Веселкин заметил, что цвет глаз обвиняемой изменился – прозрачную голубизну затянуло чем-то свинцово-серым, как небо перед грозой, а из зрачков сверкнула молния. Черты лица Макаровой на какую-то секунду исказились, как будто по нему, как по воде, пошла рябь от внезапного ветра, из-под красоты выглянуло что-то звериное. Но, сразу же взяв себя в руки, женщина снова стала говорить спокойно, даже задушевно.
– В общем, мы сидели не меньше трех часов, жаловались друг другу на жизнь. Вадим оказался хорошим собеседником, а самый хороший собеседник – это тот, который может слушать. Вадик слушать умел, причем слушал участливо, вникал в мои истории. Вот за это он мне и понравился поначалу.
Макарова попросила еще одну сигарету, как бы отделяя ею пролог от самого рассказа. Сигареты у Веселкина кончались, но лучше было не курить самому, чем мешать откровенности подследственной, а, как известно, с никотином в такой обстановке слова у арестованных выдыхаются легче. Веселкин пододвинул к ней всю оставшуюся пачку.
– Мы стали встречаться с Вадимом уже на следующей неделе. Он сам мне позвонил тогда и предложил поужинать в каком-то другом ресторане, но я сразу пригласила к себе домой – все равно бы из ресторана ко мне поехали, но это выглядело бы как-то стандартно, даже пошло, как будто женщина отдается обязательно после романтических ужинов при свечах. Тем более я ему приготовила другую пищу – духовную и действительно при свечах. Вадим приехал тогда, не откладывая, взял к уже традиционным розам бутылку хорошего красного сухого вина. На этот раз я ему подсказала – я очень люблю испанскую «Риоху», он купил именно ее. Вообще, надо сказать, в первое время он ко мне прислушивался, ухаживал, внимательно слушал, как я играю на фортепьяно, искренне восхищался, а я бы фальшь в словах почувствовала не хуже, чем в нотах, уж можете мне поверить.
Веселкин кивнул – мол, разумеется, верю.
– И такая любовь у нас закрутилась, я была так счастлива, так счастлива, что ни о чем не думала. Он меня чуть на руках не носил: и билеты в театр на модный спектакль, и рестораны, и в круиз по Волге ездили.
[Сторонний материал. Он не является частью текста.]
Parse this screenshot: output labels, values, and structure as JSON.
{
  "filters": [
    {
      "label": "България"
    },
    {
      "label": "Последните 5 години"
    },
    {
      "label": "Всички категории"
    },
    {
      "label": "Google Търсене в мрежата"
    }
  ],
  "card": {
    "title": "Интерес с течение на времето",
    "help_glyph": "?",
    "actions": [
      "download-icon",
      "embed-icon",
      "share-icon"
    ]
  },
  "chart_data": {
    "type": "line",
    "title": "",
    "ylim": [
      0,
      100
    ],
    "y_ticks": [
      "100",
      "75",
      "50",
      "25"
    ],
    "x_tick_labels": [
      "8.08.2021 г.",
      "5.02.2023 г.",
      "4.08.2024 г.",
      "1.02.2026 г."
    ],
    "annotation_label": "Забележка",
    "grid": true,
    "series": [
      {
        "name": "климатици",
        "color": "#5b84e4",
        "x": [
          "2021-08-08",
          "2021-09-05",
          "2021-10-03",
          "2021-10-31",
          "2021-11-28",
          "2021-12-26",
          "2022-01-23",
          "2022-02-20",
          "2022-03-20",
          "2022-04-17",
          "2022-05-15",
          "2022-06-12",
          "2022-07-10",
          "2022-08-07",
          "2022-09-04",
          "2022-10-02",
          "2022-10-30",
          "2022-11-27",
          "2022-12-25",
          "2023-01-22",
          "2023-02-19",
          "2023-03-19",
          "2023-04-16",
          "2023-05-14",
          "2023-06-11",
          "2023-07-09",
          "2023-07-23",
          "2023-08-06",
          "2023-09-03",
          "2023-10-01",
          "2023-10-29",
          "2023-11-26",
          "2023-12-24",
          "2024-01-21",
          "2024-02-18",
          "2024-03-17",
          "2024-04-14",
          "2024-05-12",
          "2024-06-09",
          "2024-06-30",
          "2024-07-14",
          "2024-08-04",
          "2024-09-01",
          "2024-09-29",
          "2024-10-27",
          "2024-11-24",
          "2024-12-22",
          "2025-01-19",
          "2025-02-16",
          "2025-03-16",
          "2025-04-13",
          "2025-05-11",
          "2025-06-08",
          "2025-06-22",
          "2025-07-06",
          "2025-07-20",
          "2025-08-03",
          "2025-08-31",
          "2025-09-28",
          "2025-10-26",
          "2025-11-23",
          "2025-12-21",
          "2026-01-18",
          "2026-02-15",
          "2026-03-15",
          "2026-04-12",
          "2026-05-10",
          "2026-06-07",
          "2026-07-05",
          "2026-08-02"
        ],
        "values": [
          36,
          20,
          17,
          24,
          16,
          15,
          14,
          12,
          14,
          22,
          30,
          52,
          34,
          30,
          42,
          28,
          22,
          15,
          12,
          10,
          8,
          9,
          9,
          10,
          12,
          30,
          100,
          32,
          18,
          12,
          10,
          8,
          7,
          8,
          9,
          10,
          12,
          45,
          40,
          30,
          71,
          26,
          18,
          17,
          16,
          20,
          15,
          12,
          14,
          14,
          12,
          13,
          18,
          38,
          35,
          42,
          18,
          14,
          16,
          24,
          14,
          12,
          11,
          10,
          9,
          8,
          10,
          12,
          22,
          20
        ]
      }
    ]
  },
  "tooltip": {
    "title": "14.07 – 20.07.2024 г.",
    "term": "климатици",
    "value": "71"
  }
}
А как он под гитару пел – даже я, профессионал, заслушивалась. Так мы почти год миловались, одна нежность и веселье, просто угар какой-то. И пил немного, не курил вообще, всегда аккуратный, выбритый. Парфюмом только от «Босса» пользовался, а для дамы тонкий запах – как тонкий комплимент, сразить может. За ручку меня по улице водил, как девочку. Вообще я думала – сильный, надежный, что еще женщине нужно? Думала – еще немного, и хоть замуж, тем более сам звал.
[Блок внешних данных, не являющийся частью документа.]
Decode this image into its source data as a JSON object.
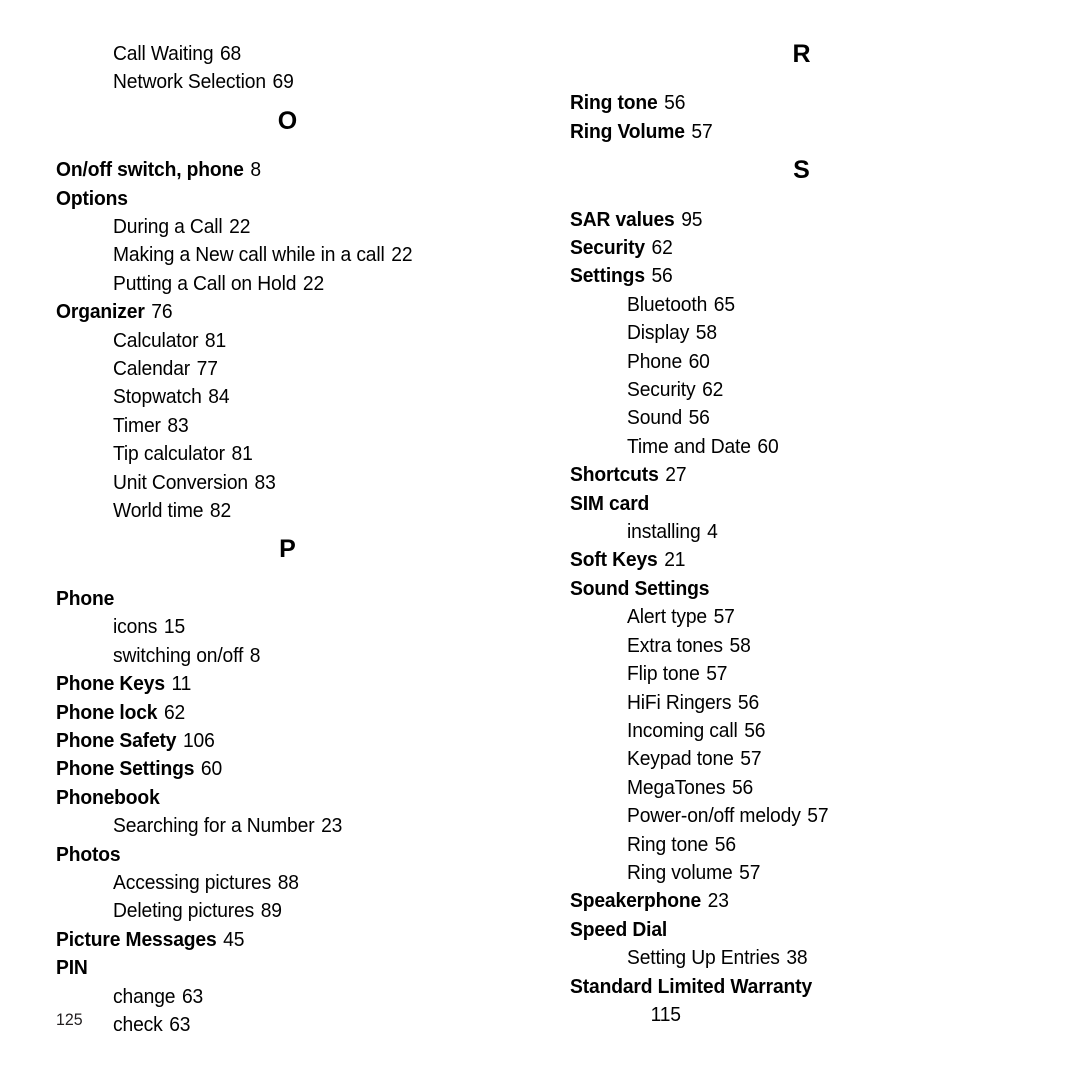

Потом, как обычно бывает с вашим братом, мужиком, стал ко мне охладевать, хотя я для него готовила и стирала – он же ко мне переехал, – ну и удовлетворяла в постели, как он хотел. Вот из-за постели все и вышло, гражданин следователь. Я стала за ним замечать некоторые странности – он был склонен к насилию, любил доминировать, не командовать, как любят делать все мужчины, а именно доминировать, требовал полной покорности. Но и это бы ничего, но уже, не придумав ничего нового, стал намекать на групповой секс, спрашивая меня о моем опыте в этом деле и говоря, что каждая женщина должна хоть раз в жизни такое попробовать – и с другими женщинами и мужчинами. Тогда у нас вышла первая ссора, потому что я наотрез отказалась и даже пригрозила разрывом отношений. Вот тогда его ухаживания и вся прежняя внимательность пошли на убыль. Он стал пропадать сначала на дни, потом и дольше – один раз вообще неделю не появлялся. Я уже хотела собрать его вещи и выставить в прихожую, но именно в этот день он объявился, причем не один, а с другом. Оба были пьяны, хотя и держались на ногах. Ни цветочка, ни подарка, ни даже извинений, ничего – ввалились, и все. Да, я же вам не сказала – у него были вторые ключи от квартиры.
– Имя, фамилию друга можете вспомнить? – не нажимая, спросил Веселкин.
– Да что вы, гражданин следователь, какая фамилия. Он буркнул только – это мой корифан Кирилл, и сразу пошли на кухню выпивать. Отмечали что-то, то ли премию, то ли просто встречу. Я бы не удивилась при таком отношении, если бы он мне и имени не назвал.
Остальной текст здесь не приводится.